The $10 billion equity deal could be worth up to $23.7 billion if assets like VillageMD are divested, with the value of net debt, capital leases, and other items are figured in, along with spinoffs, closures, and carveups [TTA 11 Mar]. Those spinoffs are likely to include Boots in the UK, Shields Health Solutions in specialty pharmacy, other international operations, and even Walgreens’ US pharmacy business. Crain’s Chicago Business

The FT in an accompanying article points out that common shareholders are receiving a 63% bump on their current shares’ value. Bondholders who bought in better days, and saw their bonds fall to 65 cents on the dollar, may either have the bonds left outstanding or Sycamore may have to pay it off at par value.

One can only hope for Sr.

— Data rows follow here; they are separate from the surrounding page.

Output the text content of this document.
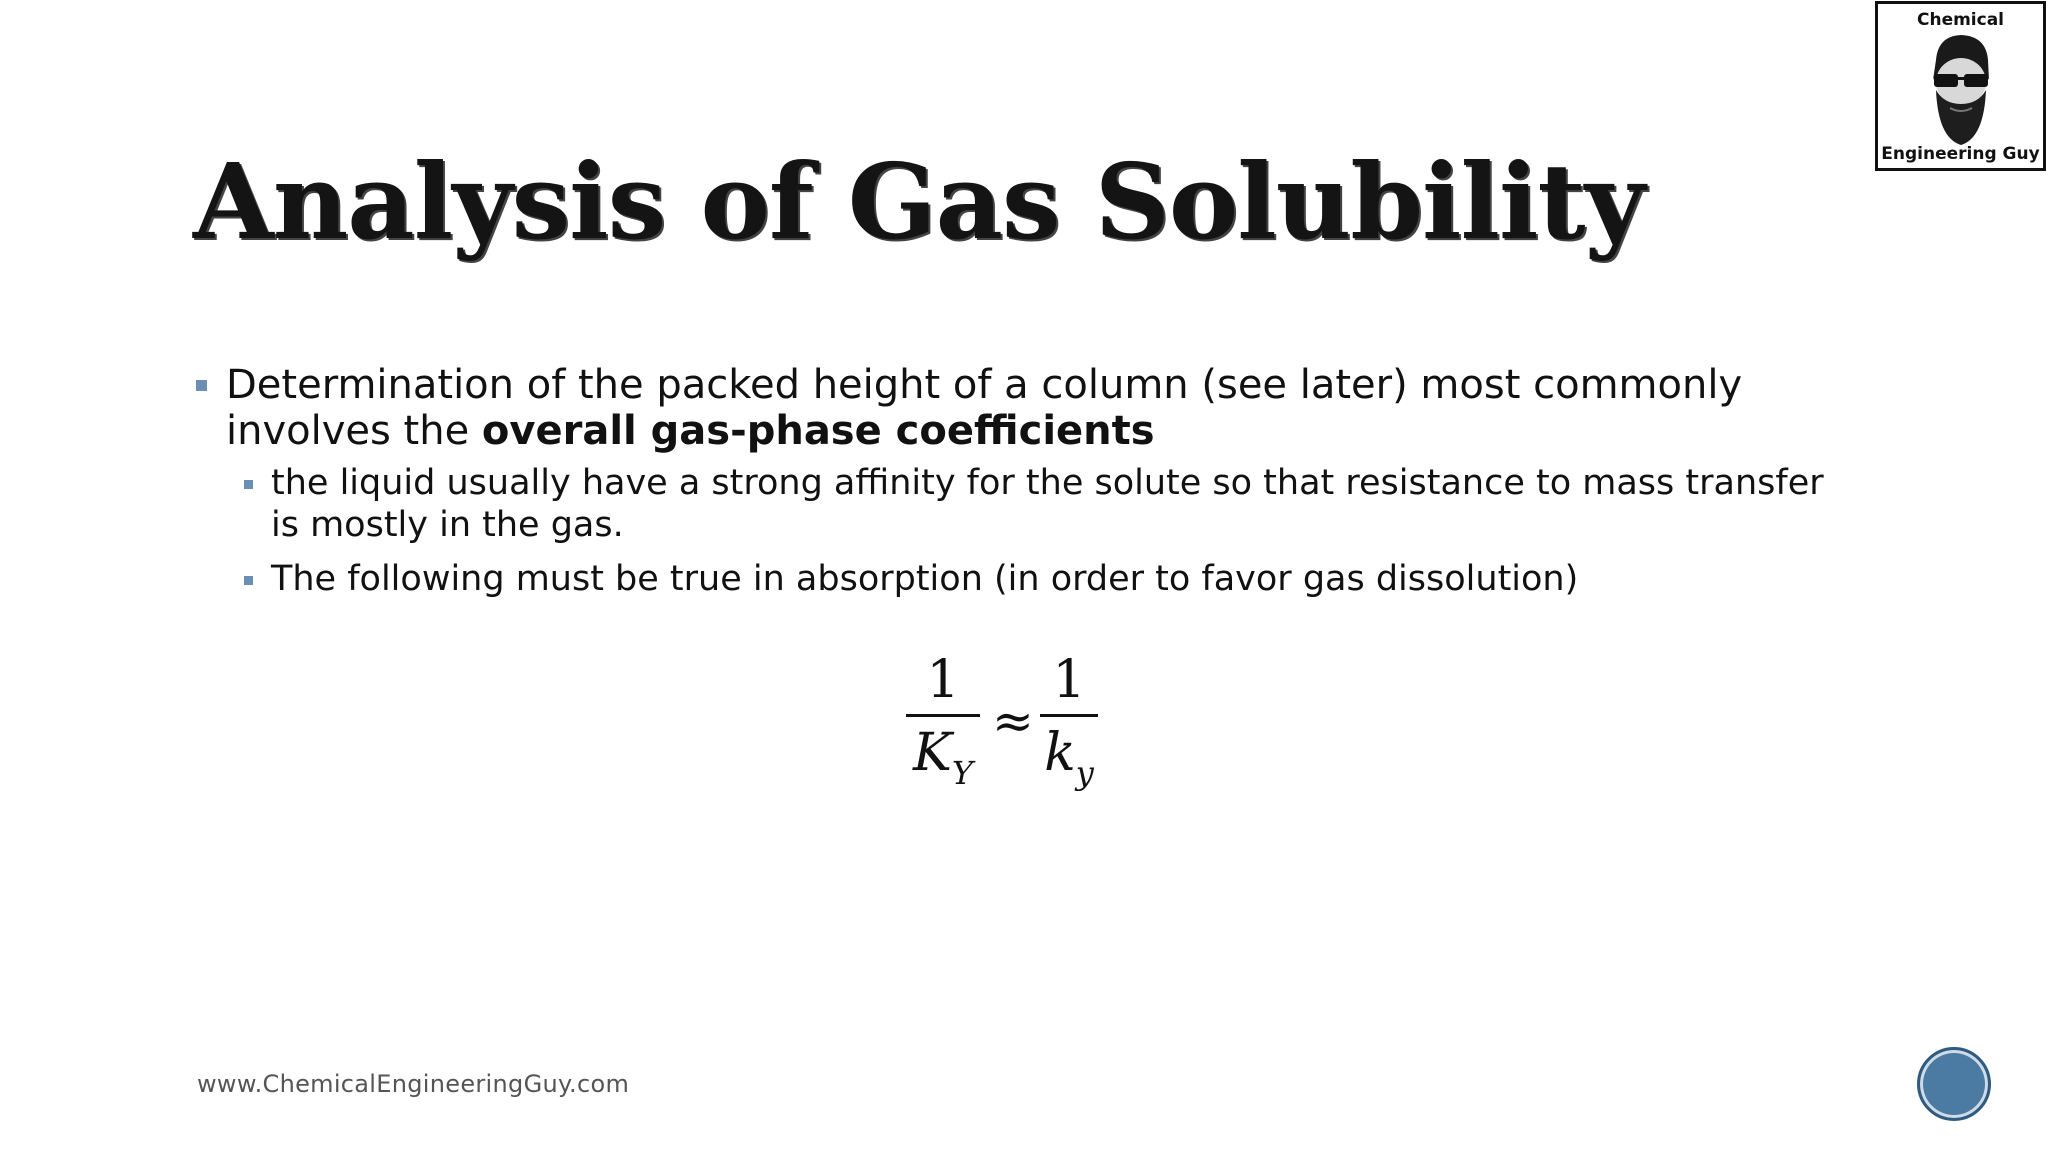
Analysis of Gas Solubility
Determination of the packed height of a column (see later) most commonly involves the overall gas-phase coefficients
the liquid usually have a strong affinity for the solute so that resistance to mass transfer is mostly in the gas.
The following must be true in absorption (in order to favor gas dissolution)
1
$K_Y$
≈
1
$k_y$
www.ChemicalEngineeringGuy.com
Chemical
Engineering Guy
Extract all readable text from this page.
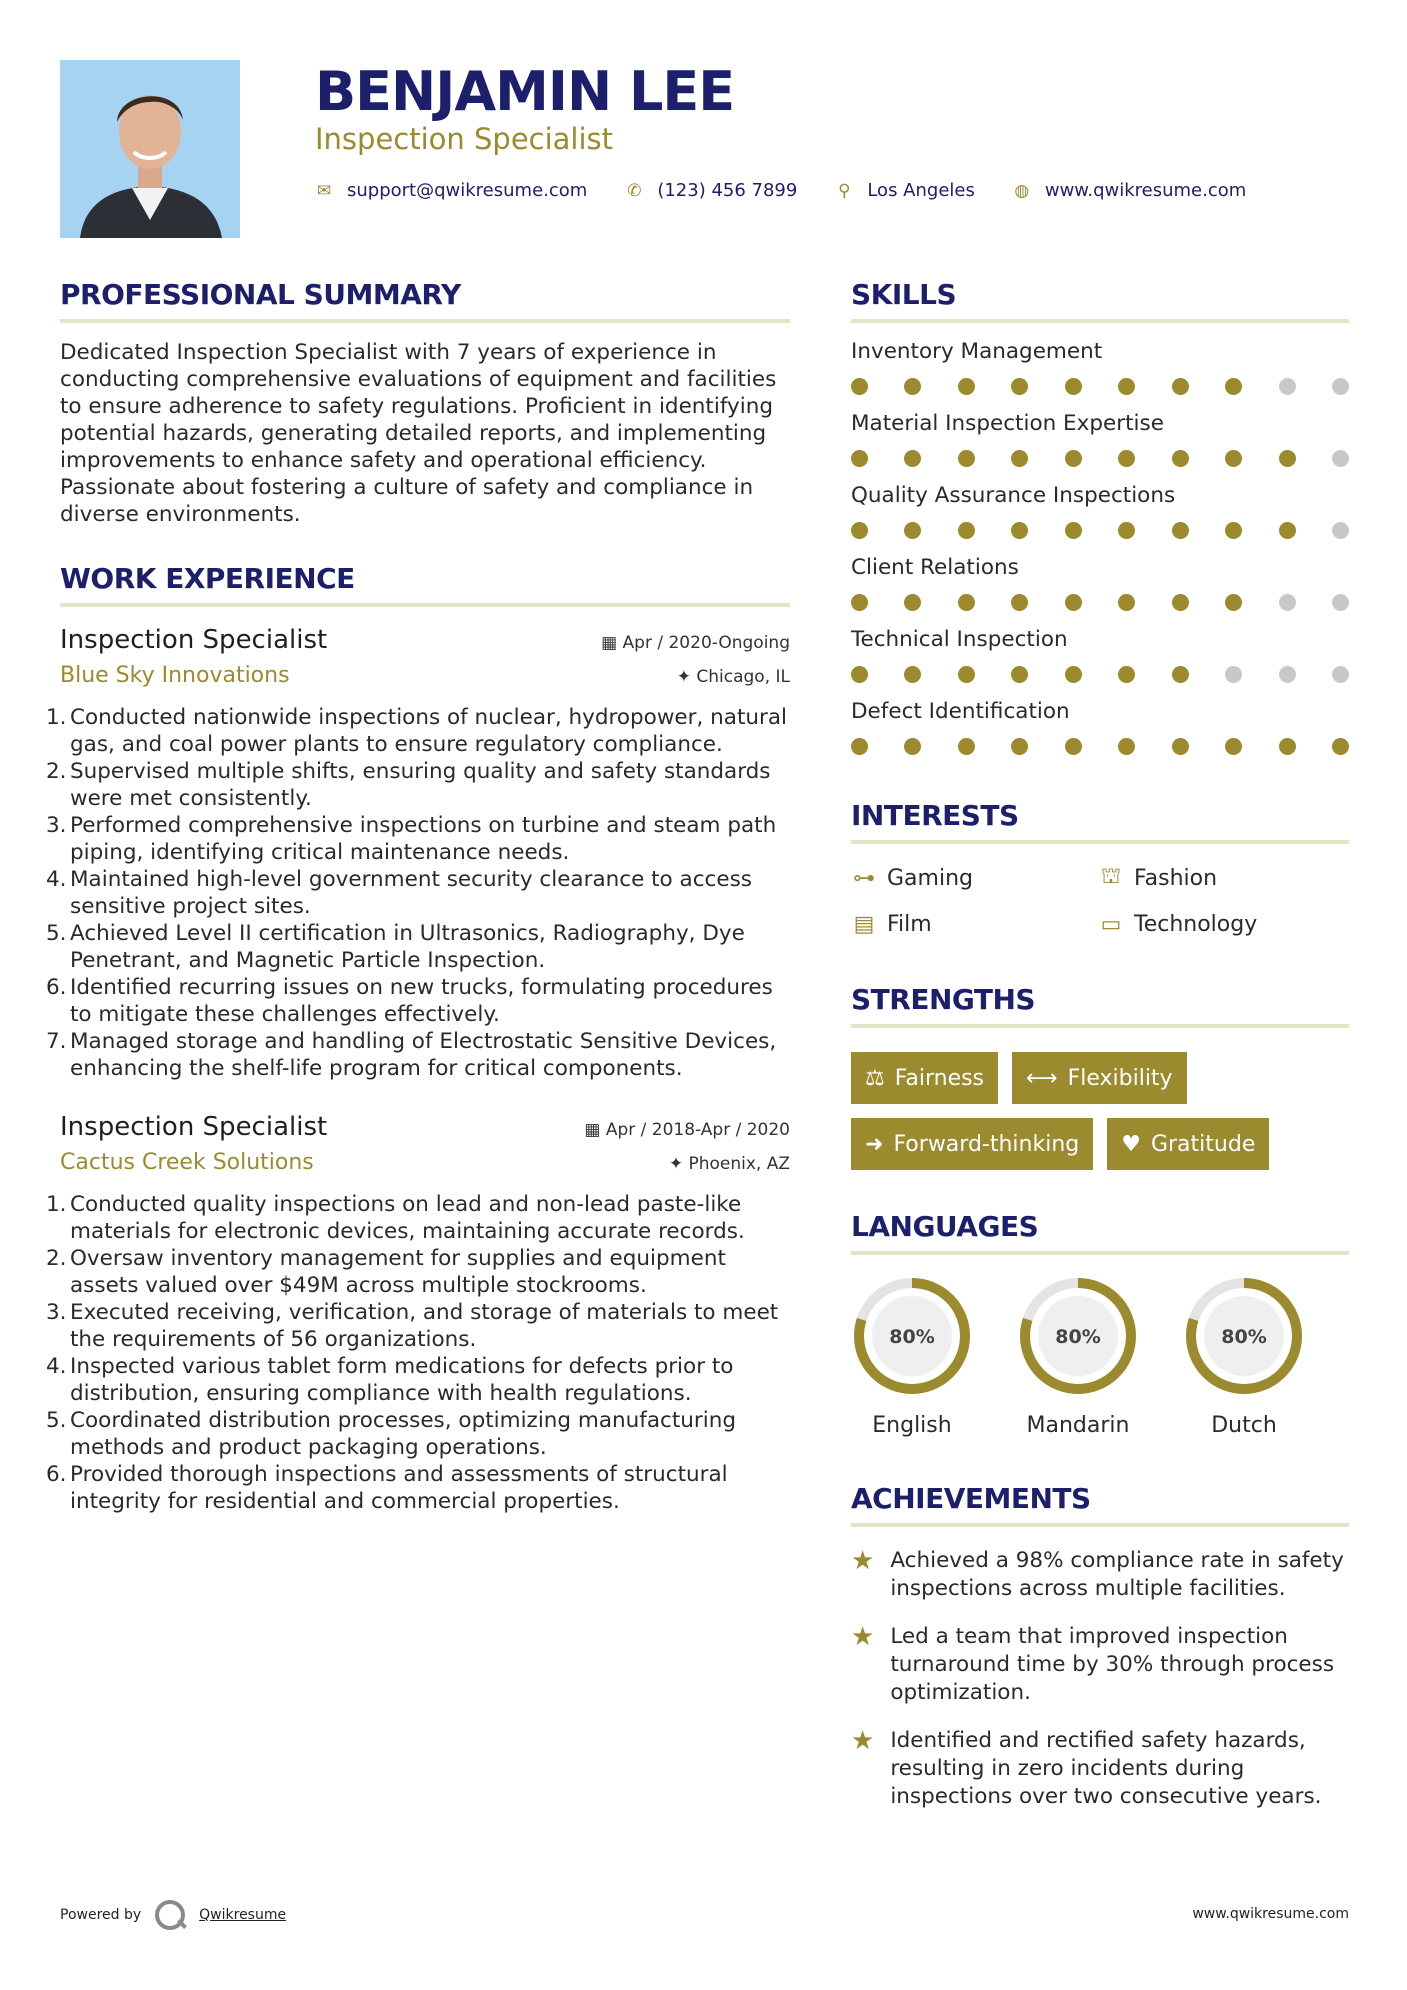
BENJAMIN LEE
Inspection Specialist
✉ support@qwikresume.com ✆ (123) 456 7899 ⚲ Los Angeles ◍ www.qwikresume.com
PROFESSIONAL SUMMARY

Dedicated Inspection Specialist with 7 years of experience in conducting comprehensive evaluations of equipment and facilities to ensure adherence to safety regulations. Proficient in identifying potential hazards, generating detailed reports, and implementing improvements to enhance safety and operational efficiency. Passionate about fostering a culture of safety and compliance in diverse environments.

WORK EXPERIENCE
Inspection Specialist	▦ Apr / 2020-Ongoing
Blue Sky Innovations	✦ Chicago, IL
1. Conducted nationwide inspections of nuclear, hydropower, natural gas, and coal power plants to ensure regulatory compliance.
2. Supervised multiple shifts, ensuring quality and safety standards were met consistently.
3. Performed comprehensive inspections on turbine and steam path piping, identifying critical maintenance needs.
4. Maintained high-level government security clearance to access sensitive project sites.
5. Achieved Level II certification in Ultrasonics, Radiography, Dye Penetrant, and Magnetic Particle Inspection.
6. Identified recurring issues on new trucks, formulating procedures to mitigate these challenges effectively.
7. Managed storage and handling of Electrostatic Sensitive Devices, enhancing the shelf-life program for critical components.
Inspection Specialist	▦ Apr / 2018-Apr / 2020
Cactus Creek Solutions	✦ Phoenix, AZ
1. Conducted quality inspections on lead and non-lead paste-like materials for electronic devices, maintaining accurate records.
2. Oversaw inventory management for supplies and equipment assets valued over $49M across multiple stockrooms.
3. Executed receiving, verification, and storage of materials to meet the requirements of 56 organizations.
4. Inspected various tablet form medications for defects prior to distribution, ensuring compliance with health regulations.
5. Coordinated distribution processes, optimizing manufacturing methods and product packaging operations.
6. Provided thorough inspections and assessments of structural integrity for residential and commercial properties.
SKILLS
Inventory Management
Material Inspection Expertise
Quality Assurance Inspections
Client Relations
Technical Inspection
Defect Identification
INTERESTS
⊶ Gaming	⛫ Fashion
▤ Film	▭ Technology
STRENGTHS
⚖ Fairness ⟷ Flexibility
➜ Forward-thinking ♥ Gratitude
LANGUAGES
80%
English
80%
Mandarin
80%
Dutch
ACHIEVEMENTS
★ Achieved a 98% compliance rate in safety inspections across multiple facilities.
★ Led a team that improved inspection turnaround time by 30% through process optimization.
★ Identified and rectified safety hazards, resulting in zero incidents during inspections over two consecutive years.
Powered by	Qwikresume	www.qwikresume.com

Pessina that ‘go big or go home’ works out better here than it did with the buys of VillageMD and Summit Health/CityMD.

Editor’s note: expanding on an earlier comment that she offered to Walgreens in reviving a retail model, taking into account how shopping habits have changed even for those of us preferring to shop in person, and reaching out to those who are less able to shop or are far away:

  • Put in or run pharmacies and related health and beauty aids (HBA) sections/aisle in supermarkets, which are already expanding their pharmacy/HBA operations. This could be branded or ‘white label’. One stop shopping. Many supermarkets have their own (Stop & Shop, Publix), but many (e.g. Acme, many Shoprites) don’t have.
  • Create mobile delivery of prescriptions and HBA through mobile vans, pop-ups, and delivery services to homes, senior centers, FQHCs, clinics. Ordering would use voice, text, and online.